Ela é linda, afetuosa, quer ajudar a todos. Dirce é feliz do jeito que é e isso faz toda a diferença. Ela não precisa ser rica para ser feliz e sabe disso. Mas também não quer ficar sem dinheiro, não quer ser pobre, claro! Ela trabalha, se esforça, quer ser independente. Mas ama tudo o que tem: vizinhos, amigos, o trabalho na loja da Madá. Dirce é só amor e, acho que terminará rodeada de crianças... É só uma intuição.
Como é o seu dia a dia?
Cuido da casa, dos filhos, namoro meu marido, ajudo minha mãe, acompanho o que acontece com meus sobrinhos e afilhadas, estudo, escrevo para a minha Qualificação no Doutorado que será em setembro, planejo e estudo para as aulas que ministro na Graduação em Direção Teatral na Eco / UFRJ.
“Estou sempre ligada aos valores que acredito, sendo mãe ou professora.

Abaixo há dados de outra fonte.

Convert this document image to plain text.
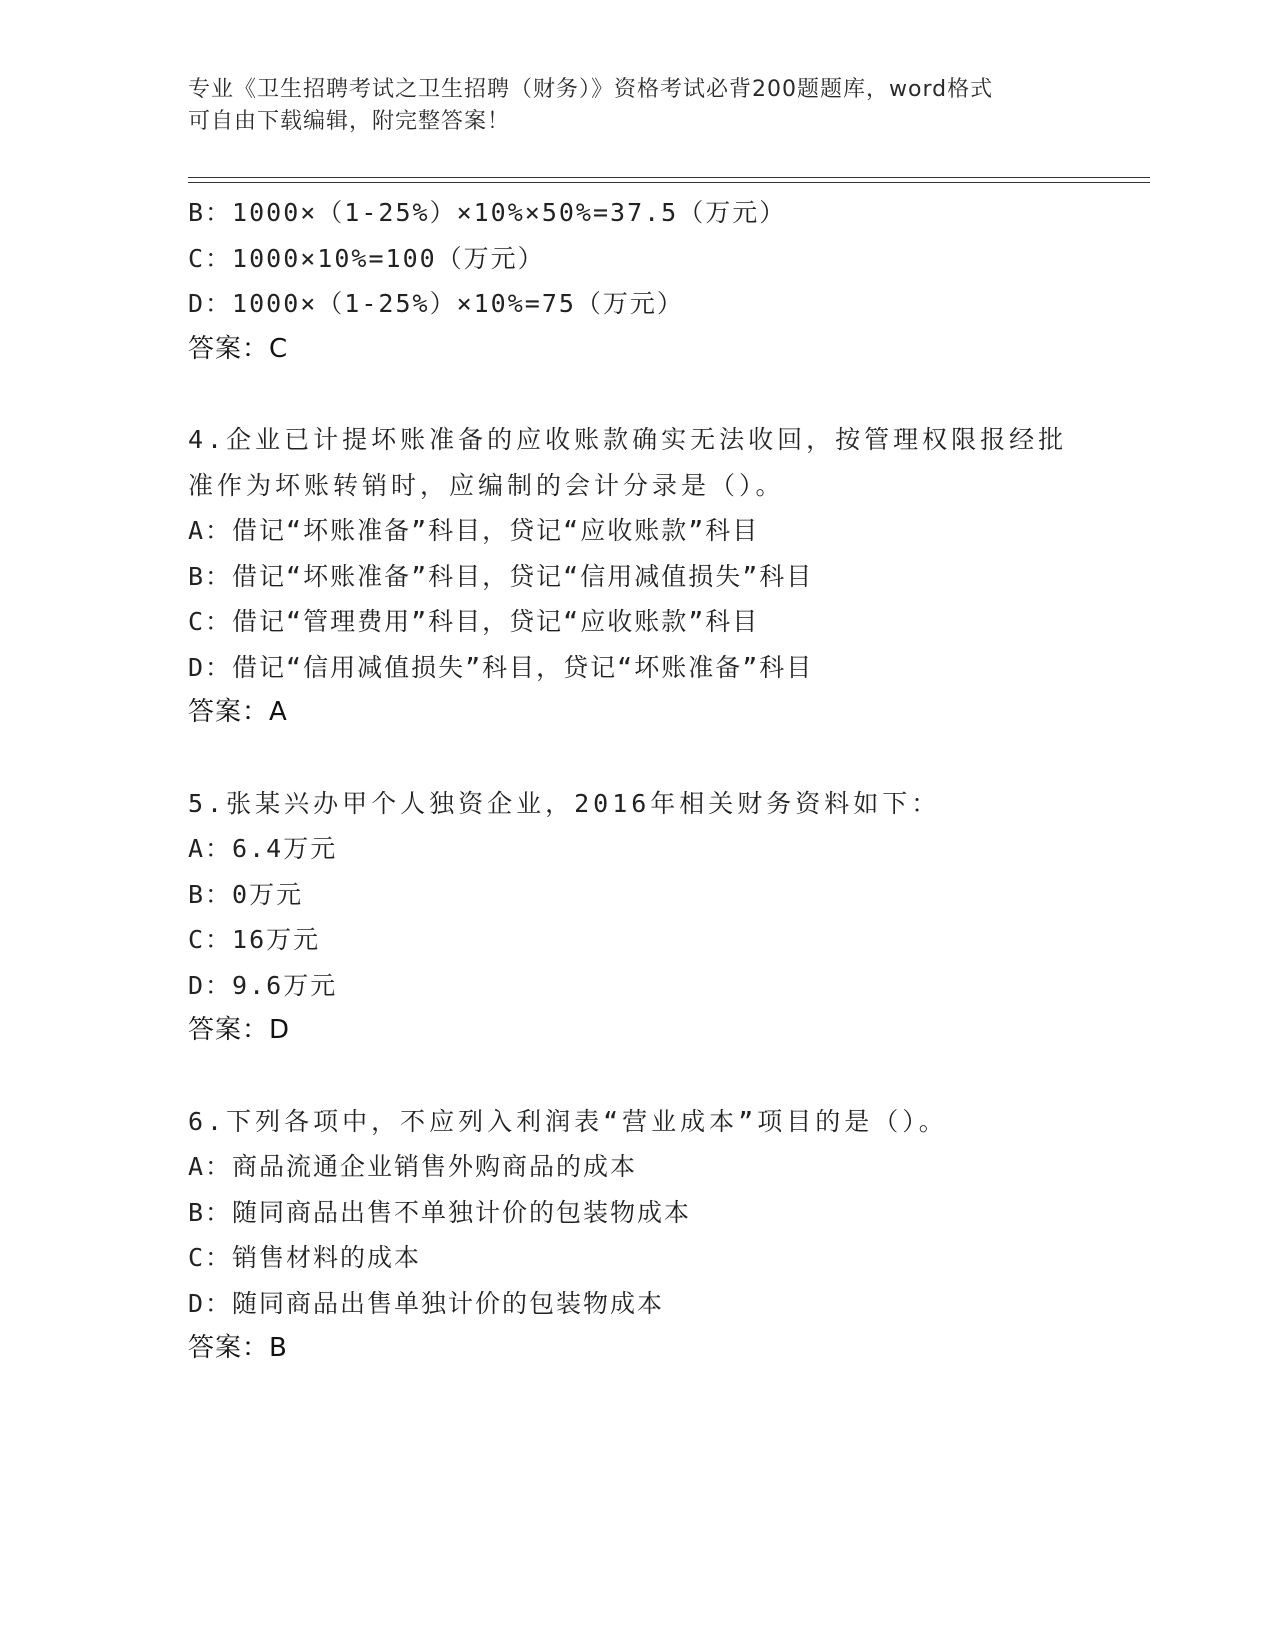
专业《卫生招聘考试之卫生招聘（财务）》资格考试必背200题题库，word格式
可自由下载编辑，附完整答案！
B：1000×（1-25%）×10%×50%=37.5（万元）
C：1000×10%=100（万元）
D：1000×（1-25%）×10%=75（万元）
答案：C
4.企业已计提坏账准备的应收账款确实无法收回，按管理权限报经批
准作为坏账转销时，应编制的会计分录是（）。
A：借记“坏账准备”科目，贷记“应收账款”科目
B：借记“坏账准备”科目，贷记“信用减值损失”科目
C：借记“管理费用”科目，贷记“应收账款”科目
D：借记“信用减值损失”科目，贷记“坏账准备”科目
答案：A
5.张某兴办甲个人独资企业，2016年相关财务资料如下：
A：6.4万元
B：0万元
C：16万元
D：9.6万元
答案：D
6.下列各项中，不应列入利润表“营业成本”项目的是（）。
A：商品流通企业销售外购商品的成本
B：随同商品出售不单独计价的包装物成本
C：销售材料的成本
D：随同商品出售单独计价的包装物成本
答案：B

Com meus alunos, também sou afetuosa, mas exigente”
Como cuida da sua saúde e beleza?
Faço um pouco de ginástica, esteira, algumas aulas na academia, tipo pilates, yoga, alongamento. Passo cremes no rosto e no corpo. Às vezes, massagens. Faço análise há muitos anos com a psicanalista Claudia Fonseca Bernardes.
Que ensinamentos gostaria de deixar para os futuros artistas?
Arrisquem-se! Apesar de todas as pressões, sejam vocês mesmos, sustentem seus desejos e não tenham medo de errar. Não paralisem por causa dos fracassos, são eles que nos fazem crescer. Celebrem as vitórias. E acreditem sempre no poder da alegria.